Metadata-Version: 2.1
Name: tabledetector
Version: 1.0.0
Summary: End-to-End table structure detector
Home-page: https://github.com/rajban94/TableDetector
Download-URL: https://github.com/rajban94/TableDetector.git
Author: Rishav Banerjee
Author-email: rishavbanerjee10.rb@gmail.com
License: MIT License
Keywords: table detector
Classifier: Programming Language :: Python :: 3
Classifier: Development Status :: 1 - Planning
Classifier: Operating System :: OS Independent
Description-Content-Type: text/markdown
License-File: LICENSE

# Tabledetector

Tabledetector is a Python package that takes PDFs or Images as input, checks the alignment, re-aligns if required, detects the table structure, extracts data, return as pandas dataframe for further use.

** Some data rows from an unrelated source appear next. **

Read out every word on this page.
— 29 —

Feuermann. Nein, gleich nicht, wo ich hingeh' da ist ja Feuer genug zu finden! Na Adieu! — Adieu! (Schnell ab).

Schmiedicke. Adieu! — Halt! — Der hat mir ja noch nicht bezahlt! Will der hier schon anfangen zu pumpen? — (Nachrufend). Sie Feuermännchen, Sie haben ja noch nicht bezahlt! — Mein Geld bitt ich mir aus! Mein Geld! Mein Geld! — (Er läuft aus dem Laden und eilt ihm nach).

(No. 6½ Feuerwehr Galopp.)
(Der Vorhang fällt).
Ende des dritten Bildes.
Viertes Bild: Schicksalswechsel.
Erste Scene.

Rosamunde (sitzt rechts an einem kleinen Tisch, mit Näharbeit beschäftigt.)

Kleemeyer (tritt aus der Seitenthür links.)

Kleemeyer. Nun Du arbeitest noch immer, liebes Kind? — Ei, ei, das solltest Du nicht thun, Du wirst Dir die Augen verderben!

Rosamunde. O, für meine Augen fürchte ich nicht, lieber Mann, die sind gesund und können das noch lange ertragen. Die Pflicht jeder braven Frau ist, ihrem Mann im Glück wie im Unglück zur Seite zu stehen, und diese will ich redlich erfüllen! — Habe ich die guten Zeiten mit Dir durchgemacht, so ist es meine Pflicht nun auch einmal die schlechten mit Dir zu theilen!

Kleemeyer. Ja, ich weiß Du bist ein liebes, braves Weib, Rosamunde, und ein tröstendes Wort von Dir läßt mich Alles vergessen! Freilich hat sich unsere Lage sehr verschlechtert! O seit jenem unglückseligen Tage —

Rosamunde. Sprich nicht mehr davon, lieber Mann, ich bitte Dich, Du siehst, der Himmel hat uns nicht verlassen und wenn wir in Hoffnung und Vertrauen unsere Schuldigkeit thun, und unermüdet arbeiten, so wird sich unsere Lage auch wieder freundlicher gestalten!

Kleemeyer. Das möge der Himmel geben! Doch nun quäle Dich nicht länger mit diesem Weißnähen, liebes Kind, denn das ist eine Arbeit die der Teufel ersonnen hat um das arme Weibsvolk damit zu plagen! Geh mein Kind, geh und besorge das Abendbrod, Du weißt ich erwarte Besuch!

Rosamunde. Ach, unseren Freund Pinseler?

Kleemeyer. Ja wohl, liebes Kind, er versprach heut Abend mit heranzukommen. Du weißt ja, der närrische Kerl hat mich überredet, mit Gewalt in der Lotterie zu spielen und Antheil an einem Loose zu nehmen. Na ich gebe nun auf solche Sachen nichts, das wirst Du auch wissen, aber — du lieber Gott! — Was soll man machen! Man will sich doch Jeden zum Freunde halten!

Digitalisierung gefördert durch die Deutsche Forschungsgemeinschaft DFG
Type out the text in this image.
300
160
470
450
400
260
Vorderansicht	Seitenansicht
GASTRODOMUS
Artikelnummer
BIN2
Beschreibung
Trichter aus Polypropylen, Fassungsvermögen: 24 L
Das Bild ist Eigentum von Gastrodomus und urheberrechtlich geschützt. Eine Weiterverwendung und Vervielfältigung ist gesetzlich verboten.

The current implementation focuses on bordered, semibordered and unbordered table structures.

## Features

- **PDF Input:** Accepts PDF/Image files as input for table detection.
- **Alignment Check:** Verifies and adjusts alignment of input.
- **Table Detection:** Identifies bordered, semibordered and unbordered tables in the PDF/Image File.
- **Table Extraction:** Extract the tabular data in the form of dataframe.

## Libraries Used

- Python 3.x
- OpenCV
- NumPy
- pdf2image
- Pillow
- scipy
- jinja2
- easyocr
- pandas

## Create and Activate Environment
```bash
conda create -n <env_name> python=3.7
conda activate <env_name>
```
## Installation of package using pip

```bash
pip install tabledetector
```

## Clone the repository for latest development release

```bash
git clone https://github.com/rajban94/TableDetector.git
```

## Usage
For bordered table detection:
```bash
import tabledetector as td
result = td.detect(pdf_path="pdf_path", method="bordered")
```

For semibordered table detection:
```bash
import tabledetector as td
result = td.detect(pdf_path="pdf_path", method="semibordered")
```

For unbordered table detection:
```bash
import tabledetector as td
result = td.detect(pdf_path="pdf_path", method="unbordered")
```
If no method is mentioned in that case it will check for all the methods and will provide the result accordingly.